In General Motors Acceptance Corp. v. McCallum, 118 Tex. 46, 10 S.W.2d 687, 689, the Court considered the liability of a foreign corporation for the payment of fees for filing amendments or supplements to its original articles of incorporation. The corporation had paid filing fees to the Secre-' tary of State amounting to $2500, and had tendered for filing subsequent amendments without payment of additional fees. It was the contention of the Secretary of State that each separate filing of an amendment subsequent to the original filing was a separate “event” within the meaning of the statute, Art. 3914, supra; that the Secretary of State was authorized to charge the fees therein fixed, and that the limitation of $2500 referred only to the increased capital stock represented in the subsequent filing. The Court overruled this contention and in its opinion said:

“It is significant that it becomes the duty of the secretary of state, when a certified copy of the articles of incorporation has been filed and that officer has been satisfied by the showing made by the applicant that a permit shall be issued, good for a period of ten years, and that thereafter when such charter ■ has been amended or supplemented, that a certified copy of such amendment or supplement shall be immediately filed with the secretary of state. There is no> discretion whatever left with the secretary of state as to such supplemental filing. It is a requirement of the law for the protection of the public dealing with the corporation. The statutes do not contemplate a new permit or even an amendment of the permit previously issued. There is nothing to indicate that the secretary of state has any authority whatever to revoke, amend, or supplement the permit previously issued. This is a matter for judicial cognizance in the absence of statutory power in the secretary of state.”

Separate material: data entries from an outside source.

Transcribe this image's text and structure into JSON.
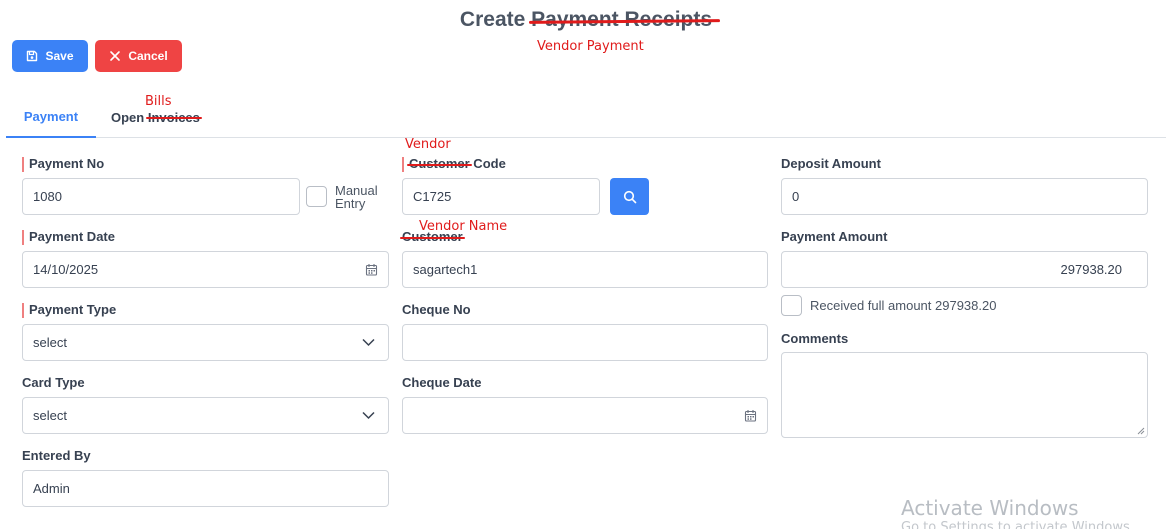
{
  "header": {
    "title_prefix": "Create",
    "title_struck": "Payment Receipts",
    "annotation": "Vendor Payment"
  },
  "toolbar": {
    "save_label": "Save",
    "cancel_label": "Cancel"
  },
  "tabs": {
    "payment": "Payment",
    "open_prefix": "Open",
    "open_struck": "Invoices",
    "open_annotation": "Bills"
  },
  "form": {
    "payment_no": {
      "label": "Payment No",
      "value": "1080"
    },
    "manual_entry": {
      "label_line1": "Manual",
      "label_line2": "Entry",
      "checked": false
    },
    "payment_date": {
      "label": "Payment Date",
      "value": "14/10/2025"
    },
    "payment_type": {
      "label": "Payment Type",
      "value": "select"
    },
    "card_type": {
      "label": "Card Type",
      "value": "select"
    },
    "entered_by": {
      "label": "Entered By",
      "value": "Admin"
    },
    "customer_code": {
      "label_struck": "Customer",
      "label_rest": " Code",
      "annotation": "Vendor",
      "value": "C1725"
    },
    "customer": {
      "label_struck": "Customer",
      "annotation": "Vendor Name",
      "value": "sagartech1"
    },
    "cheque_no": {
      "label": "Cheque No",
      "value": ""
    },
    "cheque_date": {
      "label": "Cheque Date",
      "value": ""
    },
    "deposit_amount": {
      "label": "Deposit Amount",
      "value": "0"
    },
    "payment_amount": {
      "label": "Payment Amount",
      "value": "297938.20"
    },
    "received_full": {
      "label": "Received full amount 297938.20",
      "checked": false
    },
    "comments": {
      "label": "Comments",
      "value": ""
    }
  },
  "watermark": {
    "line1": "Activate Windows",
    "line2": "Go to Settings to activate Windows."
  },
  "colors": {
    "primary": "#3b82f6",
    "danger": "#ef4444",
    "annotation": "#e01b1b"
  }
}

The above cause was first referred to Section A of the Commission of Appeals, but the Supreme Court did not adopt its opinion and referred the cause to Section

[263]*263B. In its order so referring the cause, 118 Tex. 46, 47, 10 S.W.2d 687, the Court said:

“We tentatively think the statute should be construed as contended for by relator, in order to sustain its validity. When the limit of $2500. has been paid under a permit, apparently additional amendments may be filed without further payment of fees. Of course, if a new permit is taken out when an amendment is tendered, the statutory limit could again be collected.”

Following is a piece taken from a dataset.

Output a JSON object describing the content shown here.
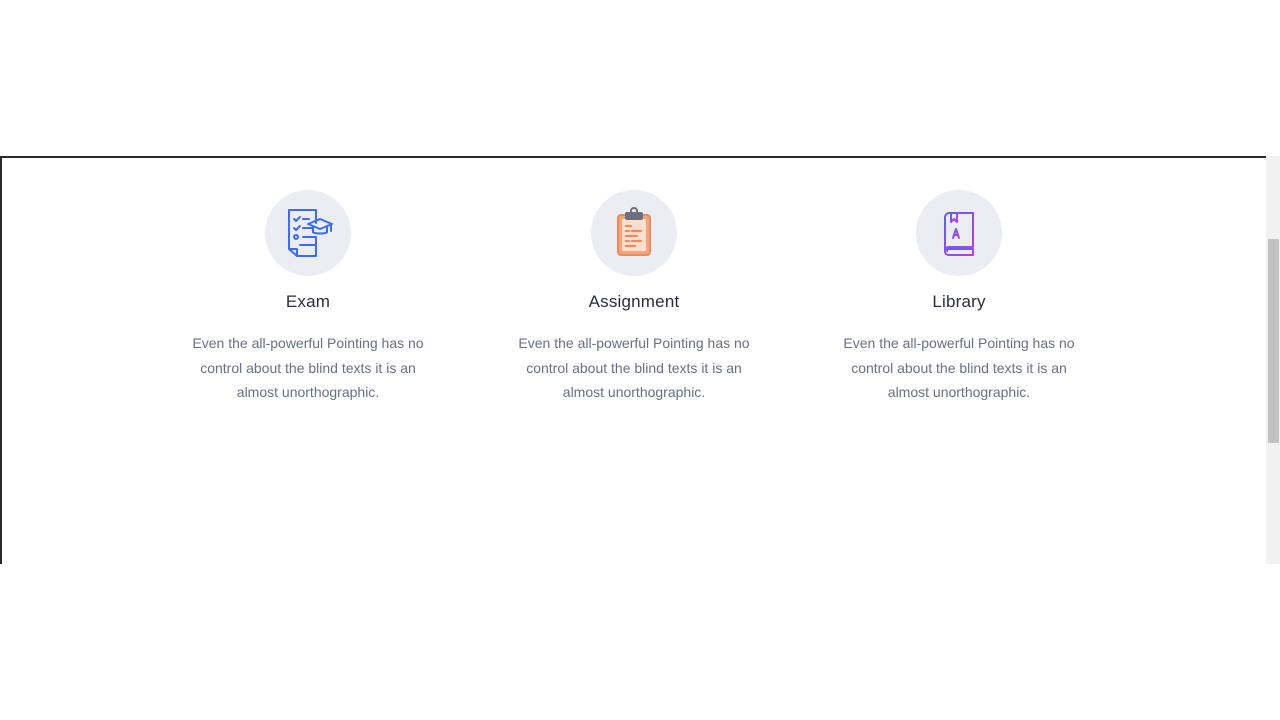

The order of the Supreme Court, supra, and the fact that it adopted the opinion of the Commission of Appeals, Section B, refutes appellant’s argument that the $2500 limit fixed by Article 3914 exempts a foreign corporation which has paid such maximum filing fee from payment of further fees upon a renewal of its permit.

Article 1529 clearly limits the life of a permit granted to a foreign corporation to a period of ten years. Article 3914 fixes the fees to be charged for the original permit and subsequent amendments. It limits the charges to $2500.